In the Finance System, date of birth may be stored in the schema “CustomFields” stored in “CustomAttr1” with the format text
Business Term | Definition | CRM | Finance |
Date of Birth | The date on which the party was born as per their birth certificate | contact.dob | CustomFields.CustomAttr1 |
In practice, not every business term will have a technical representation. Birth Certificate (from the example above) may be defined for clarity, but may not be represented in my data model. However, most business terms may have many technical representations across different systems and reports.
How do I use this?
Let’s assume, for example, that I need to an Age analysis of my customers.
I can define Customer Age as being the current date minus the customer’s date of birth. As a business user, this allows me to define my requirement in plain language, without being tied to the underlying data complexities.
The relationship above allows me to find the different representations accessible in different systems – even when the fields names are not clear (such as CustomAttr1 in the example).
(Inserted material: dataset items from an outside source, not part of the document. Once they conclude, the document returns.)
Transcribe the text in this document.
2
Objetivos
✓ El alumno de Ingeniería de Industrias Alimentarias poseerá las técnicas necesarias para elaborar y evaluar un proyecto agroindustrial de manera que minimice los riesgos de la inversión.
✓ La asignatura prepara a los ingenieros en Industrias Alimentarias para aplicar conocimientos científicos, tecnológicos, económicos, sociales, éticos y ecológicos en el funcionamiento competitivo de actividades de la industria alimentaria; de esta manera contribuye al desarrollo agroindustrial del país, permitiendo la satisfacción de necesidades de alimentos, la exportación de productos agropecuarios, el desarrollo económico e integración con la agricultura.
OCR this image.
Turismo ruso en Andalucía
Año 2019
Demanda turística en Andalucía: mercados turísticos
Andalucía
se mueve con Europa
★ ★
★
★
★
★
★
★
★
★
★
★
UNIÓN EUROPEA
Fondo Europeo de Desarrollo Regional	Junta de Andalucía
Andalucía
In many off the shelf applications underlying field names may not be meaningful, or, in some cases, fields may no longer be used for their original purpose.
Accessing the dictionary would allow the technical programmers to identify that CustomAttr1 must be converted to a date before the calculation can be completed.
How does Stewardship work?
Separating my business glossary from my data dictionaries mean that I can assign different stewards for business and technical terms.
Governance and stewardship should seek to ensure that critical information is captured, that technical and business responsibilities are clear, and that relevant relationships between business and technical assets are captured.
The post From business glossary to business authority has more on this topic
This is a good read, thank you Gary.
I am wondering though how you feel about including synonyms in the glossary.
Also, would you for example include First Name, Beneficiary and Beneficiary First Name in your glossary?
Hi Jaunine. Yes, I would certainly include synonyms that are in common use in my business. I would suggest creating the primary term e.g First Name that would be most preferrred and do my definitions at this level only. Synonyms woulb be linked to this term
When the focus on a particular project is on Java /JS/ Web application with an internal SQL database, we can generate the DB model from Eclipse, but it does not contain the range values of the column types. In such a context, it should be OK to list Table Names, the UML Table class definitions, and Table creation DB Schema as DDL statements. This can be called the Java web style of data dictionary, as this DB API is internal, not to be called by users who call the REST API of the Web Application. And all the range and value checks will be caught in realtime at the GUI front end part of the Web application.
Any comments?
HI Sushil – thanks for your question. I would suggest that you would want to capture the range / allowed values for each column as rules linked to your glossary. Fundamentally the metadata is documentation that allows any stake holder to quickly and easily understand the data they are looking for. You may think of this as your Business Requirements Definition that your programmer would use to define the real time checks.